De acordo com o texto, os estados terão 60 dias para adequar-se às regras. A minuta atribui à Secretaria Nacional de Direitos Humanos a responsabilidade de acompanhar a implementação e diz que o cumprimento das regras será levado em conta pela Senasp na hora de repassar dinheiro às forças de segurança dos estados.
Negociação
A minuta estabelece que as tropas de choque só poderão ser utilizadas depois de “esgotadas as tentativas de negociação ou de contenção inicial realizadas pelo policiamento regular”. Em protestos com grande número de participantes, as forças de segurança deverão estabelecer “Centros de Comando e Controle”, afastados das manifestações, e que servirão, inclusive, para receber manifestantes detidos e oferecer atendimento médico aos feridos. Com a edição da portaria, as polícias poderão passar a fazer a segurança dentro dos estádios de futebol.

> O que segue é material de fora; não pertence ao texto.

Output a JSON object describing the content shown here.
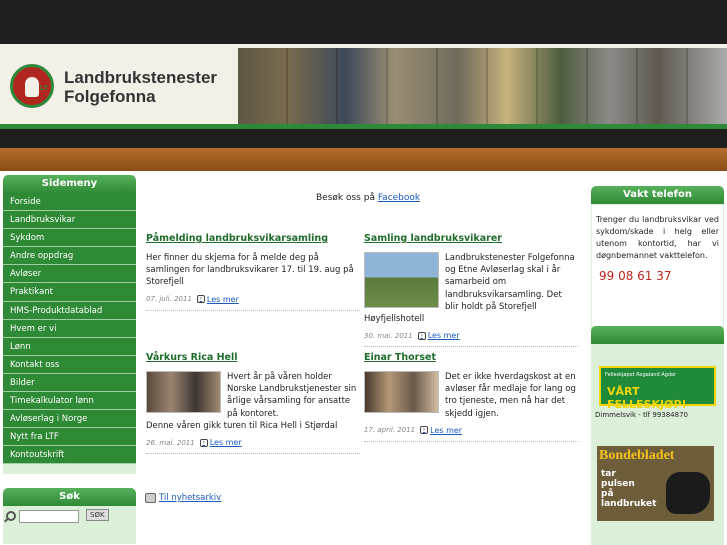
{
  "colors": {
    "accent_green": "#2f8a35",
    "header_band": "#8a4d16",
    "link": "#1a5ab8",
    "phone": "#c0241c"
  },
  "header": {
    "logo_text": "NLT",
    "title_line1": "Landbrukstenester",
    "title_line2": "Folgefonna"
  },
  "sidebar": {
    "heading": "Sidemeny",
    "items": [
      {
        "label": "Forside"
      },
      {
        "label": "Landbruksvikar"
      },
      {
        "label": "Sykdom"
      },
      {
        "label": "Andre oppdrag"
      },
      {
        "label": "Avløser"
      },
      {
        "label": "Praktikant"
      },
      {
        "label": "HMS-Produktdatablad"
      },
      {
        "label": "Hvem er vi"
      },
      {
        "label": "Lønn"
      },
      {
        "label": "Kontakt oss"
      },
      {
        "label": "Bilder"
      },
      {
        "label": "Timekalkulator lønn"
      },
      {
        "label": "Avløserlag i Norge"
      },
      {
        "label": "Nytt fra LTF"
      },
      {
        "label": "Kontoutskrift"
      }
    ]
  },
  "search": {
    "heading": "Søk",
    "button": "SØK",
    "placeholder": ""
  },
  "main": {
    "facebook_prefix": "Besøk oss på",
    "facebook_link": "Facebook",
    "read_more": "Les mer",
    "archive_link": "Til nyhetsarkiv",
    "articles": [
      {
        "title": "Påmelding landbruksvikarsamling",
        "body": "Her finner du skjema for å melde deg på samlingen for landbruksvikarer 17. til 19. aug på Storefjell",
        "date": "07. juli. 2011"
      },
      {
        "title": "Samling landbruksvikarer",
        "body": "Landbrukstenester Folgefonna og Etne Avløserlag skal i år samarbeid om landbruksvikarsamling. Det blir holdt på Storefjell Høyfjellshotell",
        "date": "30. mai. 2011"
      },
      {
        "title": "Vårkurs Rica Hell",
        "body": "Hvert år på våren holder Norske Landbrukstjenester sin årlige vårsamling for ansatte på kontoret.",
        "body2": "Denne våren gikk turen til Rica Hell i Stjørdal",
        "date": "26. mai. 2011"
      },
      {
        "title": "Einar Thorset",
        "body": "Det er ikke hverdagskost at en avløser får medlaje for lang og tro tjeneste, men nå har det skjedd igjen.",
        "date": "17. april. 2011"
      }
    ]
  },
  "right": {
    "vakt_heading": "Vakt telefon",
    "vakt_text": "Trenger du landbruksvikar ved sykdom/skade i helg eller utenom kontortid, har vi døgnbemannet vakttelefon.",
    "phone": "99 08 61 37",
    "ad1_small": "Felleskjøpet Rogaland Agder",
    "ad1_big": "VÅRT FELLESKJØP!",
    "ad1_caption": "Dimmelsvik - tlf 99384870",
    "ad2_title": "Bondebladet",
    "ad2_sub1": "tar",
    "ad2_sub2": "pulsen",
    "ad2_sub3": "på",
    "ad2_sub4": "landbruket"
  }
}
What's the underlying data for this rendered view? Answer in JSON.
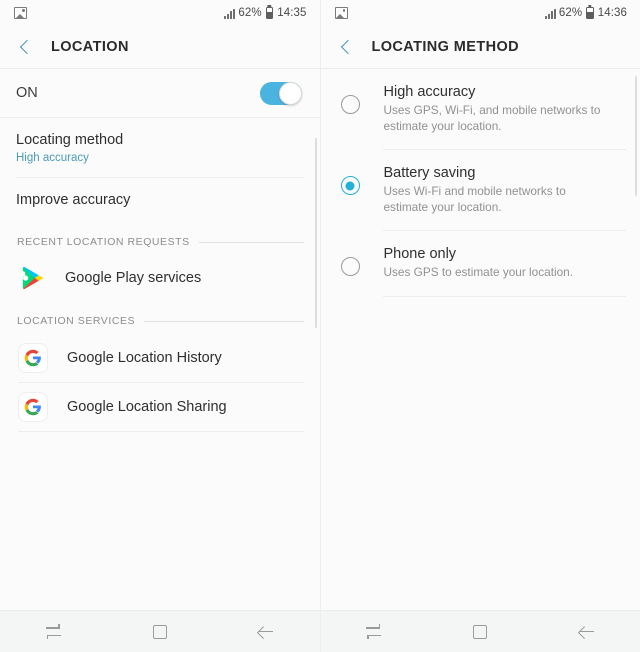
{
  "colors": {
    "accent_teal": "#4a93ad",
    "accent_blue": "#4bb3e0",
    "radio_selected": "#24b0d5",
    "background": "#fbfbfb",
    "text_primary": "#2f2f2f",
    "text_secondary": "#919191"
  },
  "left_phone": {
    "status_bar": {
      "notification_icon": "photo-icon",
      "signal_icon": "signal-bars-icon",
      "battery_percent": "62%",
      "battery_icon": "battery-icon",
      "clock": "14:35"
    },
    "app_bar": {
      "back_icon": "back-chevron-icon",
      "title": "LOCATION"
    },
    "master_toggle": {
      "label": "ON",
      "state": "on"
    },
    "items": [
      {
        "title": "Locating method",
        "subtitle": "High accuracy"
      },
      {
        "title": "Improve accuracy",
        "subtitle": ""
      }
    ],
    "sections": [
      {
        "header": "RECENT LOCATION REQUESTS",
        "rows": [
          {
            "label": "Google Play services",
            "icon": "google-play-services-icon"
          }
        ]
      },
      {
        "header": "LOCATION SERVICES",
        "rows": [
          {
            "label": "Google Location History",
            "icon": "google-g-icon"
          },
          {
            "label": "Google Location Sharing",
            "icon": "google-g-icon"
          }
        ]
      }
    ],
    "nav_bar": {
      "recents_label": "Recents",
      "home_label": "Home",
      "back_label": "Back"
    }
  },
  "right_phone": {
    "status_bar": {
      "notification_icon": "photo-icon",
      "signal_icon": "signal-bars-icon",
      "battery_percent": "62%",
      "battery_icon": "battery-icon",
      "clock": "14:36"
    },
    "app_bar": {
      "back_icon": "back-chevron-icon",
      "title": "LOCATING METHOD"
    },
    "options": [
      {
        "title": "High accuracy",
        "description": "Uses GPS, Wi-Fi, and mobile networks to estimate your location.",
        "selected": false
      },
      {
        "title": "Battery saving",
        "description": "Uses Wi-Fi and mobile networks to estimate your location.",
        "selected": true
      },
      {
        "title": "Phone only",
        "description": "Uses GPS to estimate your location.",
        "selected": false
      }
    ],
    "nav_bar": {
      "recents_label": "Recents",
      "home_label": "Home",
      "back_label": "Back"
    }
  }
}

A atuação da imprensa também está detalhada na norma. Jornalistas, fotógrafos e cinegrafistas deverão participar de reuniões prévias com os órgãos de segurança, que indicará quais zonas deverão ser evitadas. O documento regula ainda a identificação e os equipamentos de segurança dos policiais das tropas de choque, o tipo de veículo a ser usado nas operações e o uso de ações de inteligência, como agentes infiltrados entre os manifestantes (ver quadro). Fica liberado o uso de armas não letais, tais como bombas de gás lacrimogêneo, tasers e gás de pimenta. “O objetivo é delimitar claramente que tipo de instrumento pode ou não ser usado, até para evitar que as polícias tenham sua atuação contestada depois”, explica o coronel David dos Santos.
Regras para protestos
Confira os principais pontos da portaria interministerial preparada pelo Ministério da Justiça e pelo Conselho Nacional de Comandantes Gerais de Polícias Militares (CNCG).
Busca do diálogo
» As tropas de choque devem ser acionadas somente depois de esgotado o diálogo com os manifestantes.
Centros de Controle
» Em protestos de grande dimensão, a cartilha prevê a criação de “Centros de Comando e Controle”, afastados da concentração.
Violência em estádios
» A recomendação é de que as polícias militares passem a fazer a segurança dos jogos.
Imprensa
» As forças de segurança serão instruídas a realizar reuniões prévias com jornalistas que cobrirão os protestos.
Proteção para policiais
» A portaria estabelece uma série de equipamentos que deverão ser utilizados pelos policiais: capacetes com viseira e proteção para a nuca, escudo, caneleiras, cotoveleiras, colete à prova de balas e cassetete com 90 cm de comprimento.
Armamento não-letal
» Fica liberado o uso de tasers (referidos como “dispositivos eletroincapacitantes”), spray de pimenta, balas de borracha, bombas de efeito moral, jatos de água, entre outros.
Cães e cavalaria
» A portaria destaca que a principal finalidade de uso desses animais é a intimidação dos manifestantes. Para tal, cães e cavalos deverão ser treinados.
Infiltrados
» A proposta prevê a utilização de policiais infiltrados e outras atividades de inteligência.